All the previous 2011 lists are here.
This post includes the following: Powell’s Books Staff Top 5s of 2011.
- The Psychopath Test: A Journey through the Madness Industry by Jon Ronson
- Moonwalking with Einstein: The Art and Science of Remembering Everything by Joshua Foer
- Physics of the Future: How Science Will Shape Human Destiny and Our Daily Lives by the Year 2100 by Michio Kaku
- The Murder Room: The Heirs of Sherlock Holmes Gather to Solve the World’s Most Perplexing Cold Cases by Michael Capuzzo
- Feynman by Jim Ottaviani and Leland Myrick
- A History of the World in 100 Objects by Neil MacGregor
- Aerotropolis: The Way We’ll Live Next by John D. Kasarda and Greg Lindsay
- Genes, Giants, Monsters, and Men: The Surviving Elites of the Cosmic War and Their Hidden Agenda by Joseph P Farrell
I’m always looking for recommendations and notifications of book lists as they appear in various media outlets.
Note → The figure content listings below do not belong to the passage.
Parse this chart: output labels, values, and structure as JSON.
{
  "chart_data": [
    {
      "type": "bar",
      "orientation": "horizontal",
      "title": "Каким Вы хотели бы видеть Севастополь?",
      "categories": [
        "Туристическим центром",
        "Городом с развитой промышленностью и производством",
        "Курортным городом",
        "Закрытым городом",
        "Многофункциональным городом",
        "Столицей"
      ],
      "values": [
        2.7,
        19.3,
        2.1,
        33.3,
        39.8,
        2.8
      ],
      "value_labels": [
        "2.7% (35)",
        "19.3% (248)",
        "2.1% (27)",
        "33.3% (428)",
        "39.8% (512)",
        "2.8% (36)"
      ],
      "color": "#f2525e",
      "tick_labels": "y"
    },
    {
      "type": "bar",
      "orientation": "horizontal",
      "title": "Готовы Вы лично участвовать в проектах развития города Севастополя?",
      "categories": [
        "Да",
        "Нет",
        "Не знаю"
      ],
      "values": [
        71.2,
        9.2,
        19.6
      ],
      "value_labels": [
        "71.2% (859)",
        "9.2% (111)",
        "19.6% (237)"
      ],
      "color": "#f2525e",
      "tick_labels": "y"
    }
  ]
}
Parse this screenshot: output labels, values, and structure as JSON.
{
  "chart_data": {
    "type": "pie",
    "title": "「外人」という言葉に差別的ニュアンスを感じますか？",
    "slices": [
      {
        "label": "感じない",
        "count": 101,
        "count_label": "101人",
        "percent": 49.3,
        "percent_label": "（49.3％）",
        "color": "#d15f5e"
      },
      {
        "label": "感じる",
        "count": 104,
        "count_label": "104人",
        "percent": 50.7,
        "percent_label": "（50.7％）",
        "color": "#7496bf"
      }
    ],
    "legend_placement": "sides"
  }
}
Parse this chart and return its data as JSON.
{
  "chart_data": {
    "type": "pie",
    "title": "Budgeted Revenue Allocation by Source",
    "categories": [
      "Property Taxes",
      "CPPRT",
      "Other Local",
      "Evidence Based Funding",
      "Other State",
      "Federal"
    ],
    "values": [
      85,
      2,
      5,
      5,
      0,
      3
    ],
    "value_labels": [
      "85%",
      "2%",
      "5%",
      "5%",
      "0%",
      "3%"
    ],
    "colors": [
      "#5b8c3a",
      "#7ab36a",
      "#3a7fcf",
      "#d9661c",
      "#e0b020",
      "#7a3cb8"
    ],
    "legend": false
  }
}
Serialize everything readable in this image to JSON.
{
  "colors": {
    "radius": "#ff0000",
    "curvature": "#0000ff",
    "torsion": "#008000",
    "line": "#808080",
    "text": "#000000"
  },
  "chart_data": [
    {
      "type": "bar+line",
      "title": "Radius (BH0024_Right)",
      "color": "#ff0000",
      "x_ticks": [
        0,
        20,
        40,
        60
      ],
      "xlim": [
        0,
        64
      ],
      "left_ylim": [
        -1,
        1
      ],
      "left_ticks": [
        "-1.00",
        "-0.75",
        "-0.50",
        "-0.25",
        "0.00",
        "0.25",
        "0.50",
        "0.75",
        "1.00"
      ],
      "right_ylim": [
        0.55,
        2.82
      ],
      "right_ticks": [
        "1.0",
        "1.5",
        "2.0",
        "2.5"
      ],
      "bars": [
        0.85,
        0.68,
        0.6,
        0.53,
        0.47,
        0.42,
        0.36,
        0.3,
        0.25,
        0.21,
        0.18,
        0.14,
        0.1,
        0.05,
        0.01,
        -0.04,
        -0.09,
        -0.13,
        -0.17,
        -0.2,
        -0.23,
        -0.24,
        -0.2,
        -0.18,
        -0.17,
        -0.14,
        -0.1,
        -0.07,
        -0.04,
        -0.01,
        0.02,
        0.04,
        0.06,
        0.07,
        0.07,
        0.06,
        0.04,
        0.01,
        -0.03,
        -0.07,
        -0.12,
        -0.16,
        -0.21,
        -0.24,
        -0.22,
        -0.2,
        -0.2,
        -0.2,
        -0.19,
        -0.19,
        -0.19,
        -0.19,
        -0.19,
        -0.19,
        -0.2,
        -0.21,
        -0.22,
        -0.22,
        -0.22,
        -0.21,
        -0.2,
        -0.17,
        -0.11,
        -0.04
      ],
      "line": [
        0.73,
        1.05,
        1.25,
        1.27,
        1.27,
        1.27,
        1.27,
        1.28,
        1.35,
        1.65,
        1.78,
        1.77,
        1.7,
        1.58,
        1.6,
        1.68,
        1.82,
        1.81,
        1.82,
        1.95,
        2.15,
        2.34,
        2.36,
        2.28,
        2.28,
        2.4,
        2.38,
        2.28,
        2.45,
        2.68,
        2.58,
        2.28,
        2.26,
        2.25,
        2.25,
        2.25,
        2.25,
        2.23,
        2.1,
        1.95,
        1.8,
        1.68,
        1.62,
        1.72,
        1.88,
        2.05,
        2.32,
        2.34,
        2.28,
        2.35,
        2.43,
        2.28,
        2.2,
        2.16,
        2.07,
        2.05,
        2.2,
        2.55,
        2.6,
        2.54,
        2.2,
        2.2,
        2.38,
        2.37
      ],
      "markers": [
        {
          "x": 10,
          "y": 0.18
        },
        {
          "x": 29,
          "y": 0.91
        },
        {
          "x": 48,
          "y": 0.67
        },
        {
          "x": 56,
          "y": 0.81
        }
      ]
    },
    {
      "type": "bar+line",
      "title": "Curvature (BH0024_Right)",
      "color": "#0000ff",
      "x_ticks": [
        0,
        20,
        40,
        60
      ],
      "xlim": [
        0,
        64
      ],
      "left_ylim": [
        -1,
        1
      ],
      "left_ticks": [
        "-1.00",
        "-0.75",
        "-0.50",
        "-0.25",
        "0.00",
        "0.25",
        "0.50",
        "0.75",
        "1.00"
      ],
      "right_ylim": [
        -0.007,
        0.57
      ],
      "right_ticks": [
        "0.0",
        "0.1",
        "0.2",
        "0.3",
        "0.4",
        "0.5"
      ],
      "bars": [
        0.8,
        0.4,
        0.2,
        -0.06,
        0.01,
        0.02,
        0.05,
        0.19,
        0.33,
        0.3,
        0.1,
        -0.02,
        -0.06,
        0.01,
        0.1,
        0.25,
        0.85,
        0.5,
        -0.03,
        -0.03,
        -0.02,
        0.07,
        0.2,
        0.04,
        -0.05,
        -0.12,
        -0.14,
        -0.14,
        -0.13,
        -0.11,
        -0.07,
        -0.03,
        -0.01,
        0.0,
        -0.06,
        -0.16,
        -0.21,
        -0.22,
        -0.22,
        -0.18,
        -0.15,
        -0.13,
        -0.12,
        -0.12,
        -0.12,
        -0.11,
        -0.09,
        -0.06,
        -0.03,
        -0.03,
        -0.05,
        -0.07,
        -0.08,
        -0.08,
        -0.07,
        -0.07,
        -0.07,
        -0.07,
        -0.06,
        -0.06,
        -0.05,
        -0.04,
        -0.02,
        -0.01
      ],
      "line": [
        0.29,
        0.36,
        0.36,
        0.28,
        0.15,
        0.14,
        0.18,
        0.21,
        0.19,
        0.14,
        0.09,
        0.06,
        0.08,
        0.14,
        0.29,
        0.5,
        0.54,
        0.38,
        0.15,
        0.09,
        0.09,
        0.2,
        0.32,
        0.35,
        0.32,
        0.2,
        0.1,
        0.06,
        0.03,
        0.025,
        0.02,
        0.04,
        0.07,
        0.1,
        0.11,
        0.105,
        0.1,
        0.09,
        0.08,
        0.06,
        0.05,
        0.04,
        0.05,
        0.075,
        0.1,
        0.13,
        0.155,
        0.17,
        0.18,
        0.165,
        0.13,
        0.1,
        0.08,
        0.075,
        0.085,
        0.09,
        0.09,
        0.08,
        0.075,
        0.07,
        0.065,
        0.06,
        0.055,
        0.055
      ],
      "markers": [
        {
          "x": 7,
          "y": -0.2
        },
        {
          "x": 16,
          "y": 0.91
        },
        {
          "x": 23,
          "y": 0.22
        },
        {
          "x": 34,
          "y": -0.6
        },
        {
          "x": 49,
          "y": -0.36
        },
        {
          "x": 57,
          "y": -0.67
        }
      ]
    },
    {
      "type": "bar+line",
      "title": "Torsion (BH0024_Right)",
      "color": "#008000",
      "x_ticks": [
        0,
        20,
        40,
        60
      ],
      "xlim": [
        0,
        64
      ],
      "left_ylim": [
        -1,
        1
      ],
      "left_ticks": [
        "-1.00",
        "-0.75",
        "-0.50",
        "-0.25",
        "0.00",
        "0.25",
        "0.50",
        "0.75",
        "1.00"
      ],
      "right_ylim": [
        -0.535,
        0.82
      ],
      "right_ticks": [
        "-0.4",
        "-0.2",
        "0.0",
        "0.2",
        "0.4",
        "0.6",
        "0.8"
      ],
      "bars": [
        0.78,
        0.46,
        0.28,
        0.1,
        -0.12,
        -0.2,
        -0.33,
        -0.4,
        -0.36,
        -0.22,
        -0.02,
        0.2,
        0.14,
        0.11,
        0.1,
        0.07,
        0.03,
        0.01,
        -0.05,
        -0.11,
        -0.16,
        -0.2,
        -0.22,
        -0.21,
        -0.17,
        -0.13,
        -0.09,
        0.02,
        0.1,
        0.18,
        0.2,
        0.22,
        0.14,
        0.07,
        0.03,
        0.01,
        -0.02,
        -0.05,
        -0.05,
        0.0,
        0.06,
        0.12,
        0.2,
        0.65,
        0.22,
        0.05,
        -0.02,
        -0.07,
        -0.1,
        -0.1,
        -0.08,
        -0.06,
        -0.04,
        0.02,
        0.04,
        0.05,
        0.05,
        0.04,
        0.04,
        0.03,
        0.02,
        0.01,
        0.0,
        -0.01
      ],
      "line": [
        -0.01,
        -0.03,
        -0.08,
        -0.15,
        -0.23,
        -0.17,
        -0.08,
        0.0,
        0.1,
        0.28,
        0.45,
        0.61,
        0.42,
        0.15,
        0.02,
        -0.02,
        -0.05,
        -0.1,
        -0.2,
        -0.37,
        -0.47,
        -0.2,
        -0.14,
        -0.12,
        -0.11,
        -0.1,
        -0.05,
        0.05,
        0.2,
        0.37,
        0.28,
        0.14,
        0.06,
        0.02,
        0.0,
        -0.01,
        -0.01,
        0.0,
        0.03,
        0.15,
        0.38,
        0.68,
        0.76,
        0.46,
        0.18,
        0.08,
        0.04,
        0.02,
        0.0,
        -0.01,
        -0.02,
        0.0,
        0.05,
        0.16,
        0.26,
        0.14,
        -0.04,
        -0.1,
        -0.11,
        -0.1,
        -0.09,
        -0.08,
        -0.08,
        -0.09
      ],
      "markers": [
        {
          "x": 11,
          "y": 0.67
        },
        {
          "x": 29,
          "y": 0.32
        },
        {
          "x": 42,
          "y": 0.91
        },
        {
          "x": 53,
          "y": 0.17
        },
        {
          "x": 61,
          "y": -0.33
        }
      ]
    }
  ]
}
If you see one that I haven’t covered, please let me know at jdupuis at yorku dot ca or in the comments.
I am picking up a lot of lists from Largehearted Boy.
For my purposes, I define science books pretty broadly to include science, engineering, computing, history & philosophy of science & technology, environment, social aspects of science and even business books about technology trends or technology innovation. Deciding what is and isn’t a science book is squishy at best, especially at the margins, but in the end I pick books that seem broadly about science and technology rather than something else completely. Lists of business, history or nature books are among the tricky ones.